Hamza
M.
Zafer

University of Washington
Thomas and Elissa Ellant Katz Fellowship

Research Topic

Conscription, Captives, and Spoils among Arabian Jews: The Quran and Early Muslim Sources as Evidence for Late Antique Jewish Legal Culture

Bio

Hamza M. Zafer is a historian of premodern Arabian and African languages and textual traditions of the Red Sea region, and is currently the Associate Professor of Near Eastern Languages and Civilization at the University of Washington. His work explores the historical interface between Jewish and Muslim religio-political thought in the Red Sea region from the sixth to the sixteenth century.

Zafer received his PhD in Near Eastern Studies at Cornell University.
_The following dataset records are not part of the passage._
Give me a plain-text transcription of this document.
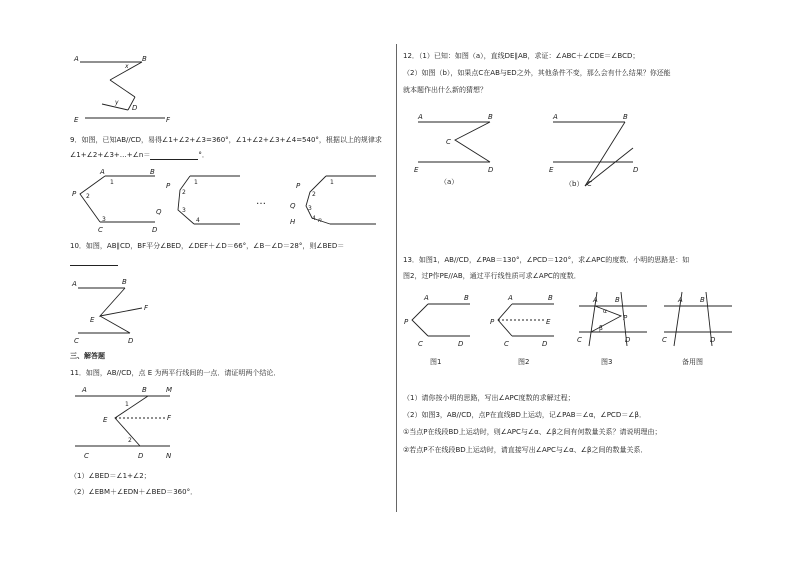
A	B
x
y
D
E	F
9．如图，已知AB//CD，易得∠1+∠2+∠3=360°，∠1+∠2+∠3+∠4=540°，根据以上的规律求
∠1+∠2+∠3+…+∠n＝	°．
A	B
P
1
2
3
C	D
P
Q
1
2
3
4
…
P
Q
H
1
2
3
4 n
10．如图，AB∥CD，BF平分∠BED，∠DEF＋∠D＝66°，∠B－∠D＝28°，则∠BED＝
A	B
E
F
C	D
三、解答题
11．如图，AB//CD，点 E 为两平行线间的一点．请证明两个结论．
A	B	M
E	F
C	D	N
1
2
（1）∠BED＝∠1+∠2；
（2）∠EBM＋∠EDN＋∠BED＝360°．
12．（1）已知：如图（a），直线DE∥AB，求证：∠ABC＋∠CDE＝∠BCD；
（2）如图（b），如果点C在AB与ED之外，其他条件不变，那么会有什么结果？你还能
就本题作出什么新的猜想？
A	B
C
E	D
（a）
A	B
E	D
（b） C
13．如图1，AB//CD，∠PAB＝130°，∠PCD＝120°，求∠APC的度数．小明的思路是：如
图2，过P作PE//AB，通过平行线性质可求∠APC的度数．
A	B
P
C	D
图1
A	B
P	E
C	D
图2
A B
P
α
β
C	D
图3
A B
C	D
备用图
（1）请你按小明的思路，写出∠APC度数的求解过程；
（2）如图3，AB//CD，点P在直线BD上运动，记∠PAB＝∠α，∠PCD＝∠β．
①当点P在线段BD上运动时，则∠APC与∠α、∠β之间有何数量关系？请说明理由；
②若点P不在线段BD上运动时，请直接写出∠APC与∠α、∠β之间的数量关系．
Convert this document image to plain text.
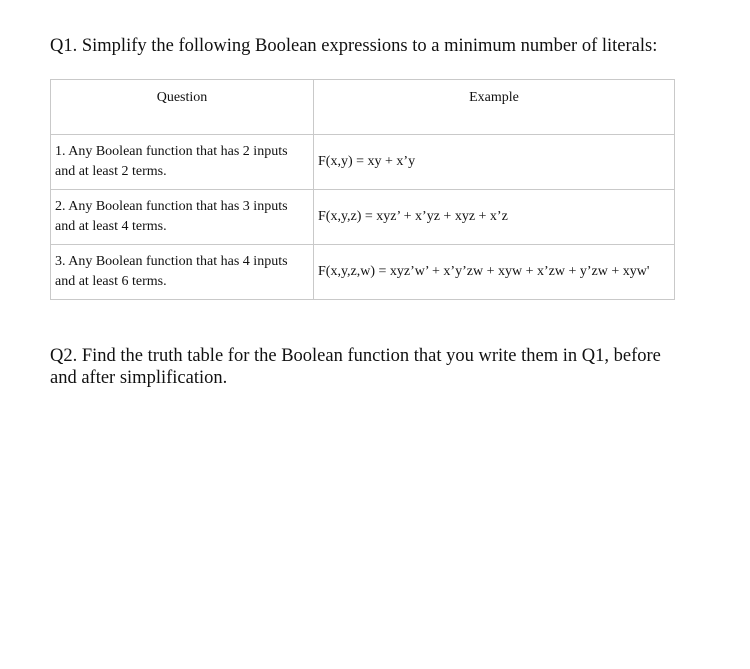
Q1. Simplify the following Boolean expressions to a minimum number of literals:
Question	Example
1. Any Boolean function that has 2 inputs and at least 2 terms.	F(x,y) = xy + x’y
2. Any Boolean function that has 3 inputs and at least 4 terms.	F(x,y,z) = xyz’ + x’yz + xyz + x’z
3. Any Boolean function that has 4 inputs and at least 6 terms.	F(x,y,z,w) = xyz’w’ + x’y’zw + xyw + x’zw + y’zw + xyw'

Q2. Find the truth table for the Boolean function that you write them in Q1, before and after simplification.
He was most recently a Summer Visiting Associate Professor in Classics at Princeton University.

Selected publications

  • Ecumenical Community: Language and Politics of the Ummah in the Qurʾan (Brill, 2020)
  • “Transformations in Early Muslim Prophetology: From Typology to Teleology in Narratives of Jonah and the Ninevites,” Journal of Qurʾānic Studies 22.1 (2020)

Fellowship

2021–2022

Focusing on the broad contexts in which Jewish (and Israelite) law was developed by and for Jews, and in which it operated, treating law as a necessary component for understanding the broader dynamics of culture, history, governance, and economics of each place and period.